MICROBIOTA USAGE TO DIAGNOSE AND TREAT DEMENTIA WITH LEWY BODIES

 On March 21st, 2023, a research team from the Nagoya University Graduate School of Medicine,in Japan, discovered three gut bacteria types that may lead to predicting and treating dementia with Lewy bodies, that is, Collinsela, Ruminococcus torques, and Bifidobacterium.

WHAT ARE LEWY BODIES?

Lewy body dementia (LBD) is a disease associated with abnormal deposits of a protein called alpha-synuclein in the brain. These deposits, called Lewy bodies, affect chemicals in the brain whose changes, in turn, can lead to problems with thinking, movement, behavior, and mood.

LBD affects more than 1 million individuals in the United States. People typically show symptoms at age 50 or older, although sometimes younger people have LBD. LBD appears to affect slightly more men than women.

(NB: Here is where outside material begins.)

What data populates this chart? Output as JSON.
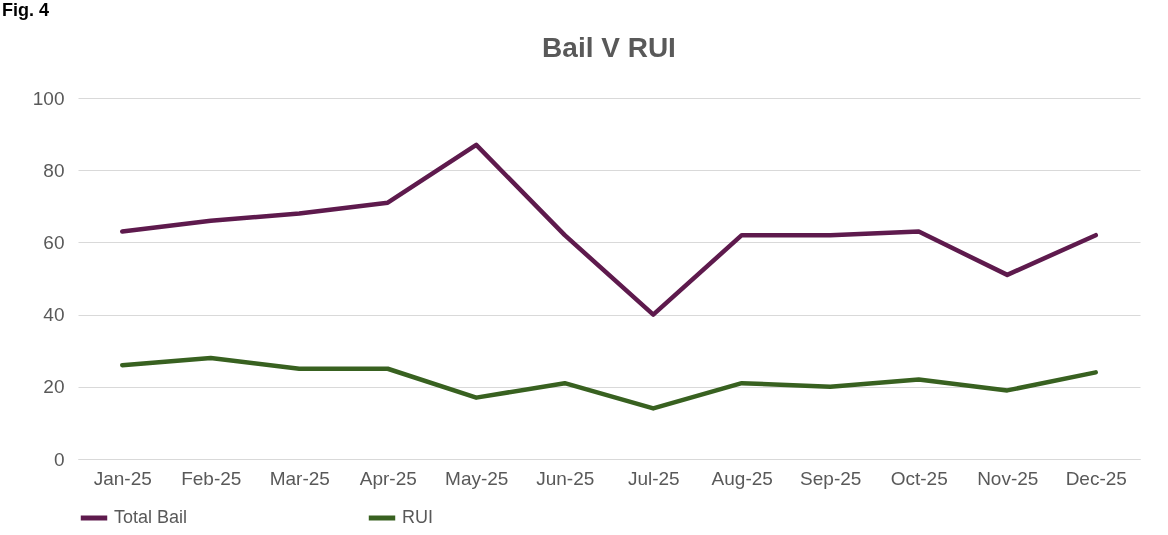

A common form of dementia, DLB is characterized by significant cognitive decline, impaired movement, confusion, autonomic dysfunctions, and visual hallucinations. The disease is primarily attributed to the formation of Lewy bodies, which are abnormal clusters of alpha-synuclein protein fibrils that disrupt signal propagation between brain cells.  

Lewy bodies are associated with various neurodegenerative diseases, including Parkinson’s (PD) and idiopathic rapid eye movement sleep behavior disorder (iRBD).

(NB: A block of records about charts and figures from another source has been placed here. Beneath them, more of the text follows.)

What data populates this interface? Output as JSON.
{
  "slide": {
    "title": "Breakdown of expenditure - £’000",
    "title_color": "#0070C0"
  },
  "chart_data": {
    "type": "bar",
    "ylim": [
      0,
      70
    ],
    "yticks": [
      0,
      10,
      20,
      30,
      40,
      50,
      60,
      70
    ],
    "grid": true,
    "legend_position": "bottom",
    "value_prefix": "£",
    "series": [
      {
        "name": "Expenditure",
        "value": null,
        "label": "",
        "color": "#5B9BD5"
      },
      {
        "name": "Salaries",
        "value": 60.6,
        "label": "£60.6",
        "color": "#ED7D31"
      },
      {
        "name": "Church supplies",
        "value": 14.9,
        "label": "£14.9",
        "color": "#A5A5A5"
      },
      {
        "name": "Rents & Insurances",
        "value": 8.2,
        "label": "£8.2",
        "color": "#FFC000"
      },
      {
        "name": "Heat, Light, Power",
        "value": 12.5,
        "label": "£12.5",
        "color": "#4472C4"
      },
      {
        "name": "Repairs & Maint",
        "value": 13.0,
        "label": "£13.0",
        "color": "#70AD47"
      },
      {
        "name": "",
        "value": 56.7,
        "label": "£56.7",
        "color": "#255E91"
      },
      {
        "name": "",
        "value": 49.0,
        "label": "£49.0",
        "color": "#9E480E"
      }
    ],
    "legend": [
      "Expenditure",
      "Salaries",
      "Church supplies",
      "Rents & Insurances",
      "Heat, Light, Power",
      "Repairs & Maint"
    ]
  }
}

Since DLB and PD dementia maintains similar cognitive profiles, pathologists must look for alternative means of distinguishing between them. Moreover, as many patients develop neurodegenerative diseases in tandem, physicians hope to predict which patients will establish neurological comorbidities and treat them proactively. 

DIAGNOSING AND TREATING NEURODEGENERATIVE DISEASES (SUCH AS DEMENTIA)

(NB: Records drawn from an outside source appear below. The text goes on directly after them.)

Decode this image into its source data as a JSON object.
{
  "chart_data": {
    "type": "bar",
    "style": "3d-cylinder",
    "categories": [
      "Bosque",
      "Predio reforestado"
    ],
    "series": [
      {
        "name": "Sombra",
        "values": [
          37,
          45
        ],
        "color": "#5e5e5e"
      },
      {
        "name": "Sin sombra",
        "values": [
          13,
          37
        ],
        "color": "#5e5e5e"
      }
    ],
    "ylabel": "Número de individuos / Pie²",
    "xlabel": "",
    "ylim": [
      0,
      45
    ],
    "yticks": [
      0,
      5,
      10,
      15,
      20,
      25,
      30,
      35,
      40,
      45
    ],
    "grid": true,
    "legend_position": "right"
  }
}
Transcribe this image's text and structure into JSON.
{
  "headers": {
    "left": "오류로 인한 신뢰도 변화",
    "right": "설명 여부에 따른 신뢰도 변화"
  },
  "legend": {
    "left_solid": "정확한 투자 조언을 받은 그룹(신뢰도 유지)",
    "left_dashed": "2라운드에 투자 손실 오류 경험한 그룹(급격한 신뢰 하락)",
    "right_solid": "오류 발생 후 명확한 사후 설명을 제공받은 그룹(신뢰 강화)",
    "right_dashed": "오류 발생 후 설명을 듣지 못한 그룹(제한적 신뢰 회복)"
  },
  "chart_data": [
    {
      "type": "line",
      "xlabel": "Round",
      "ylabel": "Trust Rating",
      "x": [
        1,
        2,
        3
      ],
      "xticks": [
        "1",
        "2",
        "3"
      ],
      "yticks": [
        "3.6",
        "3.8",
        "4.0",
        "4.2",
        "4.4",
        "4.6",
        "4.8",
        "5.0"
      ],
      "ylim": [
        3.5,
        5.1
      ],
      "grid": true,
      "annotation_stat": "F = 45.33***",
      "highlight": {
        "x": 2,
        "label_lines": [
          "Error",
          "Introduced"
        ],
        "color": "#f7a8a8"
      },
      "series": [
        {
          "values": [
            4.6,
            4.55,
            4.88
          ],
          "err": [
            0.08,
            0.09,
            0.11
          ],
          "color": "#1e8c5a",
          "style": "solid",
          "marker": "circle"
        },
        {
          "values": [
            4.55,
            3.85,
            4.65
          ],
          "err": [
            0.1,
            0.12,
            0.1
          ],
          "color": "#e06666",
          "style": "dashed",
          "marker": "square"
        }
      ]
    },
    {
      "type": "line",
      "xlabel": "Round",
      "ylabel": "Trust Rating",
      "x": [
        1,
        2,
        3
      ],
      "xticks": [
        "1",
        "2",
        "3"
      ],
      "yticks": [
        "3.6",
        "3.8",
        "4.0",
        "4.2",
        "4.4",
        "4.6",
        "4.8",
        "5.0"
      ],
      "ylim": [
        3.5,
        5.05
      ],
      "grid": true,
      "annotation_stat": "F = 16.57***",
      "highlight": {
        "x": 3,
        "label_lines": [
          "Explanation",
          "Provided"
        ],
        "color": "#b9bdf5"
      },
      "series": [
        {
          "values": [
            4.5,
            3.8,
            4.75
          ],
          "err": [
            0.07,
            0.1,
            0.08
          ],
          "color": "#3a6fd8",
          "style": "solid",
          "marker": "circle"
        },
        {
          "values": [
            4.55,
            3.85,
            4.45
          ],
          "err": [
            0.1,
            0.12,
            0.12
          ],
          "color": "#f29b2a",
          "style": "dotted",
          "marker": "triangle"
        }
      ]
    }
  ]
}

The team included iRBD in the study as more than 90% of these patients develop DLB, PD, or PDD within 10 or more years. The sample size was also compared to 147 control patient profiles showing no neurological dysfunction. 

Using a series of differential abundance, statistical, correlation, and permutational multivariate analyses, the team examined each group's taxonomic differences and overall gut microbiota composition across 18 genera and five families

Compared to one another, DLB displayed a significant increase in Ruminococcus torques, Bifidobacterium, and Collinsella over PD and a higher concentration of Collinsella over PDD. Ruminococcus torques and Collinsella increase gut permeability, giving pesticides and herbicides from the diet access to underlying gut neurons to cause inflammation, oxidative stress, and LB formation.  

When the team quantified the fecal bile acids for each diagnostic group, they discovered that the high Ruminococcus torques and Collinsella associated with DLB also increased ursodeoxycholic acid (UDCA), a microbe-produced secondary bile acid. UDCA decreases inflammation in the substantia nigra, a portion of the brain that controls movement. The team believes this may explain why BLD patients experience some symptoms later than those with PD, thereby providing another differentiating factor. 

PD AND DLB TREATMENT OPTIONS

If certain diseases demonstrate a substantial decrease in bacterial concentrations over others, the NUSM team proposed that administering microbes to restore equilibrium may be a therapeutic option. For example, PD patients show a decrease in Collinsella and Ruminococcus torques concentrations compared to other groups. Therefore, increasing those microbes back to a healthy baseline—as opposed to the abnormally high concentration seen in DLB—may be beneficial. “In terms of treatment, the administration of Ruminococcus torques and Collinsella in patients with Parkinson’s is expected to delay neuroinflammation in the substantia nigra,” said Ohno. 

The team also observed increased Bifidobacterium in PD patients but quickly determined that PD drugs—catechol-o-methyl-transferase (COMT) inhibitors—caused the increase. Interestingly, patients with PDD demonstrated significantly lower Bifidobacterium concentrations than PD patients, even when both parties were prescribed the same PD drugs. DLB patients also displayed a similar decrease in Bifidobacterium, indicating that this phenomenon may only occur in dementia cases. 

“Our findings can be used for both diagnosis and treatment,” added Ohno. “The presence of intestinal bacteria unique to DLB may explain why some patients develop Parkinson’s disease, and others develop DLB first. Normalizing the abnormal bacteria shared between DLB and Parkinson's disease may delay the development of both diseases. Improving the gut microbiota is a stepping stone in the treatment of dementia. Our findings may pave the way for the discovery of new and completely different therapeutics.” 

The team acknowledges that with just 28 patients, the sample size for DLB warrants more studies with a larger pool. They also aim to conduct a longitudinal study to determine if the associated microbes are causing DLB or if their changes in concentration are merely symptoms. Moving forward, the team seeks to hone their diagnostic skills and design a more exacting therapeutic strategy to predict and treat alpha-synucleinopathies based on an individual’s cognitive and mIcrobiotic profiles.